The argument for the appellant in this court
Mr John Laws, for the commissioners, points out that a court faced with the making or variation of a restraint order or a charging order is not concerned with the making of a confiscation order or a process of execution in satisfaction of such an order. It is concerned solely with the preservation of assets at a time when it cannot know whether the accused will or will not be convicted. Such a jurisdiction is closely analogous to that exercised by the courts in relation to Mareva injunctions and might, not inaccurately, be referred to as a 'drugs Act Mareva.' Under the Mareva jurisdiction the interest of the potential judgment creditor has to be balanced against those of actual creditors, whether secured or unsecured, and of the defendant himself who may succeed in the action and should be fettered in his dealing with his own property to the least possible extent necessary to ensure that the processes of justice are not frustrated.
Subsection (2) is consistent with such a purpose, subject to what Mr Laws described as a 'legislative steer,' namely, that, so far as is reasonable taking account of the fact that the accused may be acquitted and that, unlike the position under the Mareva jurisdiction, there is no counter undertaking in damages although there is a discretionary power to award compensation under section 19 of the Act, the value of the realisable property shall be maintained in order that it may be available to satisfy any confiscation order.
The exercise of power to vary the restraint order by Nolan J was entirely consonant with this purpose. Mr Peters, as an unconvicted accused person who might be acquitted, was entitled to ask that his son's education should not be interrupted, that he himself should be adequately clothed and that he should be able to pay for the costs of his defence. But the anticipatory discharge of liabilities which could be expected to arise only after Mr Peters had either been acquitted or convicted and, in the event of conviction, his property had been made subject to a confiscation order is quite another matter and is wholly contrary to section 13(2) and indeed the underlying purpose of the protected provisions of the Act."

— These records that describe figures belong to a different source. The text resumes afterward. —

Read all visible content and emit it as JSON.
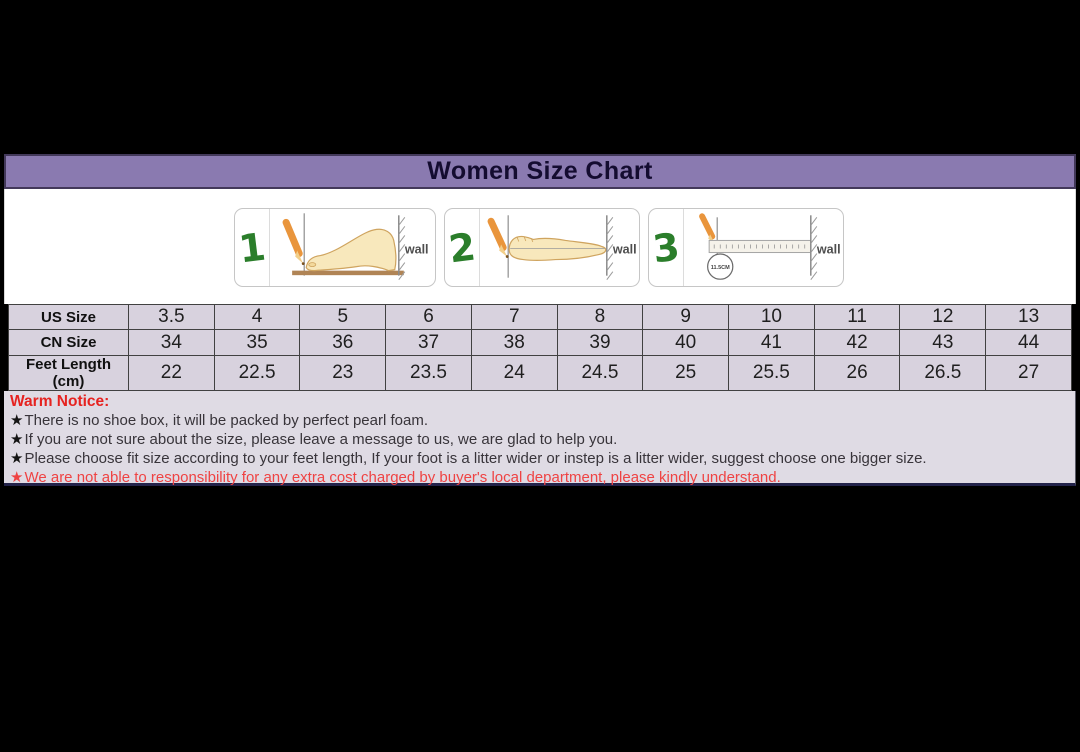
{
  "page": {
    "title": "Women Size Chart"
  },
  "colors": {
    "header_bg": "#8a7ab0",
    "table_cell_bg": "#d8d2de",
    "notice_bg": "#dfdbe4",
    "warning_red": "#e62320",
    "light_red": "#ef4343",
    "step_number_green": "#2b7e2b",
    "pencil_orange": "#e9953c",
    "letterbox_black": "#000000"
  },
  "measure_steps": [
    {
      "number": "1",
      "wall_label": "wall"
    },
    {
      "number": "2",
      "wall_label": "wall"
    },
    {
      "number": "3",
      "wall_label": "wall",
      "ruler_note": "11.5CM"
    }
  ],
  "chart_data": {
    "type": "table",
    "title": "Women Size Chart",
    "rows": [
      {
        "label": "US Size",
        "values": [
          "3.5",
          "4",
          "5",
          "6",
          "7",
          "8",
          "9",
          "10",
          "11",
          "12",
          "13"
        ]
      },
      {
        "label": "CN Size",
        "values": [
          "34",
          "35",
          "36",
          "37",
          "38",
          "39",
          "40",
          "41",
          "42",
          "43",
          "44"
        ]
      },
      {
        "label": "Feet Length (cm)",
        "values": [
          "22",
          "22.5",
          "23",
          "23.5",
          "24",
          "24.5",
          "25",
          "25.5",
          "26",
          "26.5",
          "27"
        ]
      }
    ]
  },
  "notice": {
    "heading": "Warm Notice:",
    "items": [
      {
        "star": "★",
        "emphasis": "normal",
        "text": "There is no shoe box, it will be packed by perfect pearl foam."
      },
      {
        "star": "★",
        "emphasis": "normal",
        "text": "If you are not sure about the size, please leave a message to us, we are glad to help you."
      },
      {
        "star": "★",
        "emphasis": "normal",
        "text": "Please choose fit size according to your feet length, If your foot is a litter wider or instep is a litter wider, suggest choose one bigger size."
      },
      {
        "star": "★",
        "emphasis": "red",
        "text": "We are not able to responsibility for any extra cost charged by buyer's local department, please kindly understand."
      }
    ]
  }
}
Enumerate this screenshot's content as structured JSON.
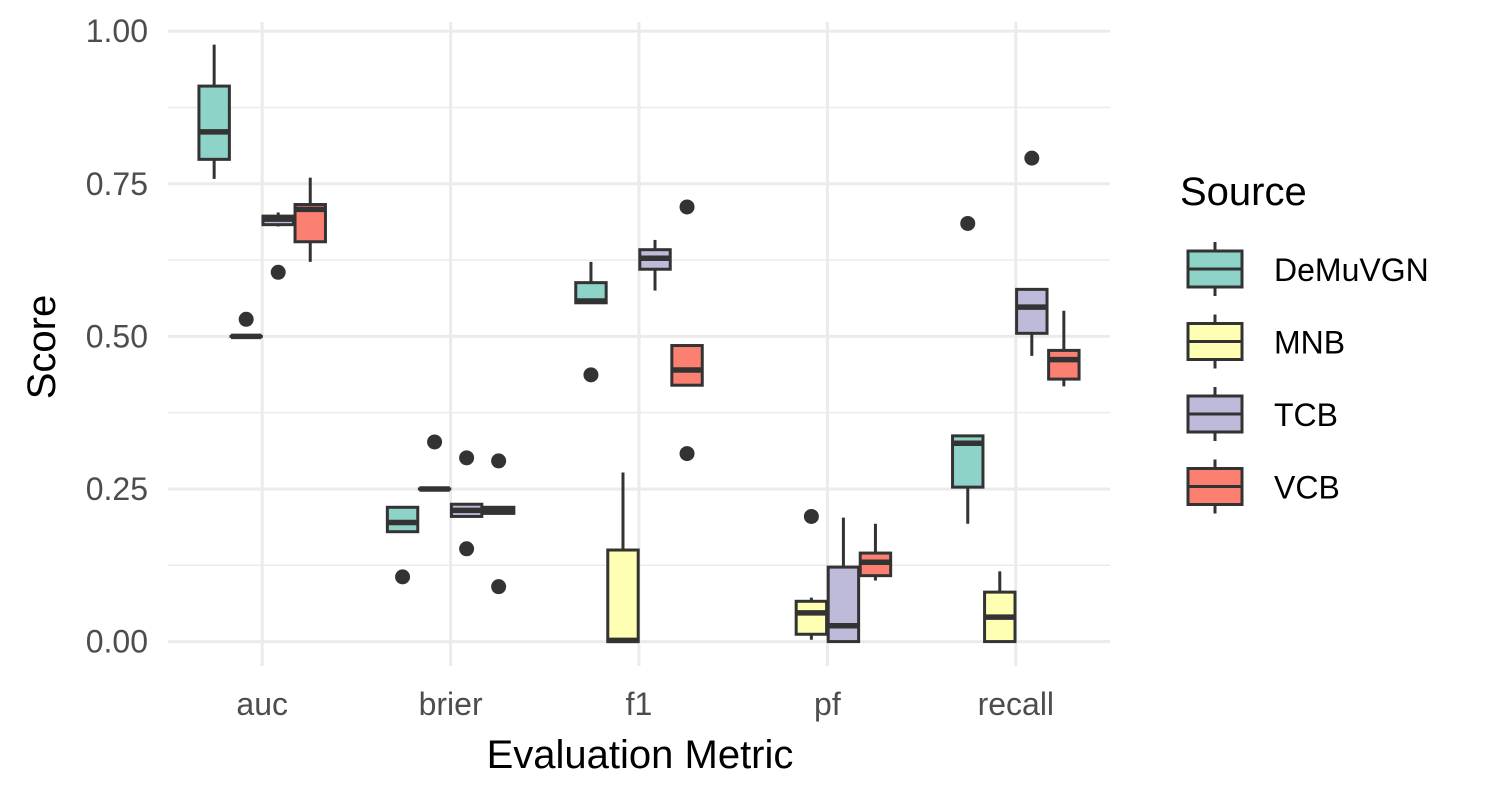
{
  "chart_data": {
    "type": "boxplot",
    "xlabel": "Evaluation Metric",
    "ylabel": "Score",
    "ylim": [
      -0.04,
      1.015
    ],
    "yticks": [
      0.0,
      0.25,
      0.5,
      0.75,
      1.0
    ],
    "ytick_labels": [
      "0.00",
      "0.25",
      "0.50",
      "0.75",
      "1.00"
    ],
    "categories": [
      "auc",
      "brier",
      "f1",
      "pf",
      "recall"
    ],
    "grid": true,
    "legend": {
      "title": "Source",
      "placement": "right"
    },
    "series": [
      {
        "name": "DeMuVGN",
        "color": "#8dd3c7",
        "boxes": [
          {
            "min": 0.758,
            "q1": 0.79,
            "median": 0.835,
            "q3": 0.91,
            "max": 0.978,
            "outliers": []
          },
          {
            "min": 0.18,
            "q1": 0.18,
            "median": 0.195,
            "q3": 0.22,
            "max": 0.22,
            "outliers": [
              0.106
            ]
          },
          {
            "min": 0.555,
            "q1": 0.555,
            "median": 0.558,
            "q3": 0.588,
            "max": 0.622,
            "outliers": [
              0.437
            ]
          },
          null,
          {
            "min": 0.193,
            "q1": 0.253,
            "median": 0.325,
            "q3": 0.337,
            "max": 0.337,
            "outliers": [
              0.685
            ]
          }
        ]
      },
      {
        "name": "MNB",
        "color": "#ffffb3",
        "boxes": [
          {
            "min": 0.5,
            "q1": 0.5,
            "median": 0.5,
            "q3": 0.5,
            "max": 0.5,
            "outliers": [
              0.528
            ]
          },
          {
            "min": 0.25,
            "q1": 0.25,
            "median": 0.25,
            "q3": 0.25,
            "max": 0.25,
            "outliers": [
              0.327
            ]
          },
          {
            "min": 0.0,
            "q1": 0.0,
            "median": 0.002,
            "q3": 0.15,
            "max": 0.277,
            "outliers": []
          },
          {
            "min": 0.003,
            "q1": 0.012,
            "median": 0.047,
            "q3": 0.066,
            "max": 0.072,
            "outliers": [
              0.205
            ]
          },
          {
            "min": 0.0,
            "q1": 0.0,
            "median": 0.04,
            "q3": 0.081,
            "max": 0.115,
            "outliers": []
          }
        ]
      },
      {
        "name": "TCB",
        "color": "#bebada",
        "boxes": [
          {
            "min": 0.68,
            "q1": 0.683,
            "median": 0.692,
            "q3": 0.697,
            "max": 0.703,
            "outliers": [
              0.605
            ]
          },
          {
            "min": 0.205,
            "q1": 0.205,
            "median": 0.215,
            "q3": 0.225,
            "max": 0.225,
            "outliers": [
              0.301,
              0.152
            ]
          },
          {
            "min": 0.575,
            "q1": 0.61,
            "median": 0.628,
            "q3": 0.642,
            "max": 0.658,
            "outliers": []
          },
          {
            "min": 0.0,
            "q1": 0.0,
            "median": 0.026,
            "q3": 0.122,
            "max": 0.203,
            "outliers": []
          },
          {
            "min": 0.468,
            "q1": 0.505,
            "median": 0.548,
            "q3": 0.577,
            "max": 0.577,
            "outliers": [
              0.792
            ]
          }
        ]
      },
      {
        "name": "VCB",
        "color": "#fb8072",
        "boxes": [
          {
            "min": 0.622,
            "q1": 0.655,
            "median": 0.708,
            "q3": 0.716,
            "max": 0.76,
            "outliers": []
          },
          {
            "min": 0.21,
            "q1": 0.21,
            "median": 0.215,
            "q3": 0.22,
            "max": 0.22,
            "outliers": [
              0.296,
              0.09
            ]
          },
          {
            "min": 0.42,
            "q1": 0.42,
            "median": 0.445,
            "q3": 0.485,
            "max": 0.485,
            "outliers": [
              0.712,
              0.308
            ]
          },
          {
            "min": 0.1,
            "q1": 0.108,
            "median": 0.13,
            "q3": 0.145,
            "max": 0.193,
            "outliers": []
          },
          {
            "min": 0.418,
            "q1": 0.43,
            "median": 0.462,
            "q3": 0.477,
            "max": 0.542,
            "outliers": []
          }
        ]
      }
    ]
  }
}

If a defendant against whom a restraint order has been made wishes to vary the order in order to enable him to use the funds or assets which are the subject of the order, which I will call "the restrained assets", in order to pay for his defence, it is for him to persuade the court that it would be just for the court to make the variation sought. I would call that the burden of persuasion. For example, if it were clear that the defendant had assets which were not restrained assets, the court would not vary the order because it would not be just to do so consistently with the underlying purpose of the restraint order.